AFKして荒城へ。

 静かな部屋でキーボードを毎日叩いている。聞こえるのはエアコンと冷蔵庫の駆動音とキーボードのタイプ音くらいのものだが、頭の中は不安と焦燥で騒がしい。この頃こういった調子が続いていて、定期的なAFK(Away From Keyboard)も必要なのだということを再認識した。そこで、学校の勉強に関わるものや事務的な仕事は平日のうちに行い、土日はタスクを離れて休息をとる日として、切り分けることにした。
 また、こうしたことを取り決めたタイミングで良い本が手元に回ってきた。いろは出版から出ている「365日 九州・沖縄 絶景の旅」である。
 夏休み期間中に非常に落ち込んでいた僕を元気付けようとして母親が送ってくれた本。九州各地の絶景スポットを解説とともに365スポット紹介している。各ページには臨場感たっぷりに撮影された画像とともにそのスポットについての端的な紹介がなされている。その気になれば行ける距離にこんなにも多くの観光スポットが存在していたということに驚かされた。そして、これをきっかけに行ける距離にある観光スポットを調べ始めた。
 かくして、毎週はできる限りAFKをして、外出することにしたのである。
 本日は大分県豊後竹田市。瀧廉太郎ゆかりの地として有名なこの町である。交通手段は電車。大分駅から豊後竹田駅までの普通列車が出ているのでそれに乗る。
 瓦を張った駅舎は崖を背景にして、荘厳な佇まい。駅舎の前には橋がかかっていて、その下には稲葉川が流れる。
 草木に囲まれた河川はなかなか涼しげに見えるが、本日は特に直射日光が猛威を振るっており、かなりの暑さであった。
 
 瀧廉太郎トンネル。通ると瀧廉太郎作の曲が流れる仕組み。時間の関係で立ち寄ることはできなかったが、トンネルを抜けた先には瀧廉太郎記念館があり、日本の誇る作曲家の生涯を知ることができるとのこと。
 
 そして、崖の上に見えるのが本日の目的地。荒城の月の”荒城”と推測される岡城址である。岡城自体はなくなってしまっているが、その基礎部分が崖の上に残されている。断崖の上に石垣を積み上げ、当時は難攻不落の城として知られていたそうな。
 
 入り口付近からの眺望。城自体が高所に作られていることがよく理解できる。谷を流れる河川とその上に建設された道路が見える。
 
 西の丸跡。岡城の政治的機能を果たしていた部分だというふうに解説がなされていた。入り口を入って左側を進んでいった位置にある。左側には来客用のスペースも用意してあった。ここは昔も来客や愉しみの空間として利用されていたとのことだ。
 
 中心部への入り口に建てられた門。巨大な石が隙間なく積み上げられている。中心部には藩主の住む本丸があり、そこへ続くこの門には藩主の権威を示すという役割もあったようだ。この道に続くまで上り坂が続く。重要な部分をどんどんと高くしていくことで防衛上の有利性も得られていると思う。
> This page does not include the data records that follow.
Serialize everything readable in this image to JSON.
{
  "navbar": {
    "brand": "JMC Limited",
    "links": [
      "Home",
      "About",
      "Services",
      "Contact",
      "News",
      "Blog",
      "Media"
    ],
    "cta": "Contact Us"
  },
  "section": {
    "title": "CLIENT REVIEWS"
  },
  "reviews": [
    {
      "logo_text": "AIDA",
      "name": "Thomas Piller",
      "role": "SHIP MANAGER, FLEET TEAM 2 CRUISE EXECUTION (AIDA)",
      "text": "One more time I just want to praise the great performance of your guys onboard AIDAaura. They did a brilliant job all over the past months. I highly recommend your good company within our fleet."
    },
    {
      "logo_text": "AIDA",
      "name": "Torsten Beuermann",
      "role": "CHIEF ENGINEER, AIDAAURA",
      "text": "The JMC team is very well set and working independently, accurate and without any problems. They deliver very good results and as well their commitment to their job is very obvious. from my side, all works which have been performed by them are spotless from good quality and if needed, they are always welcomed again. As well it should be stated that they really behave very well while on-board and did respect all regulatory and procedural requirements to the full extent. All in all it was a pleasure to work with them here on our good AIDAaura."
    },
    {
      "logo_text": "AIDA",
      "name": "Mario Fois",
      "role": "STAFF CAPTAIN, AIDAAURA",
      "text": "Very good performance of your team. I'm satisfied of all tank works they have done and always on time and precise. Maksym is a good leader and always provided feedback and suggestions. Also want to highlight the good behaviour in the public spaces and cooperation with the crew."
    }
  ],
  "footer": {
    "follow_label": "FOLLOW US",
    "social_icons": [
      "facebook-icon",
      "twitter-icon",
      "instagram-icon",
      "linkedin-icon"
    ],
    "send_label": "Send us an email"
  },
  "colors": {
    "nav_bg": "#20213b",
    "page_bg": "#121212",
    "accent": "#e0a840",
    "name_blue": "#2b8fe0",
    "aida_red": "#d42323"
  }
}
 上の門に続く道からの眺望。向こう側の山と谷の川、道路が見える。ここの道路はメロディーロードになっている。道路に細かい溝が切り込んであり、その上を車が走るとタイヤとの摩擦で音が出て音楽になる。曲名はもちろん荒城の月。この位置からでも車が走るたびに荒城の月が聞こえてくる。荒城からこの曲を聞くのというのはなかなか新しい体験だ。
 
 本丸付近にある休憩所。自販機とピアノが置いてある。観光案内用のパネルも設置されていて、タッチ操作で付近の観光地を調べたり、古地図を見たりできる。
 青空を背景に瀧廉太郎像。
 本丸跡地。高所であることに加えて、大樹が林立していることで非常に涼しい。神社もある。御朱印とおみくじが置いてあった。
 Googleマップを見ても正確にはわからなかったのだが、多分ここが地獄谷。夏は緑のエネルギーがすごいということだったが、確かに青々としている。
 
 難攻不落の城ということもあって、アップダウンが激しく、歩いてみると結構な運動量になる。立て看板の情報量も多く、運動しながら歴史の知識も増やせる素晴らしい観光地だった。
 
 以上で豊後竹田市観光レポートとする。今回は事前リサーチ不足と、夏バテによる固形物食えない問題によって外食ができなかった。観光マップをみると色々な食べ物が紹介されているので、食欲が復活したらまた訪れたい。次回には瀧廉太郎記念館にも行ってみたい。また、岡城址は季節ごとに全く違う姿を見せるということらしいので、冬になったら雪の積もった姿を見にまた訪れたい。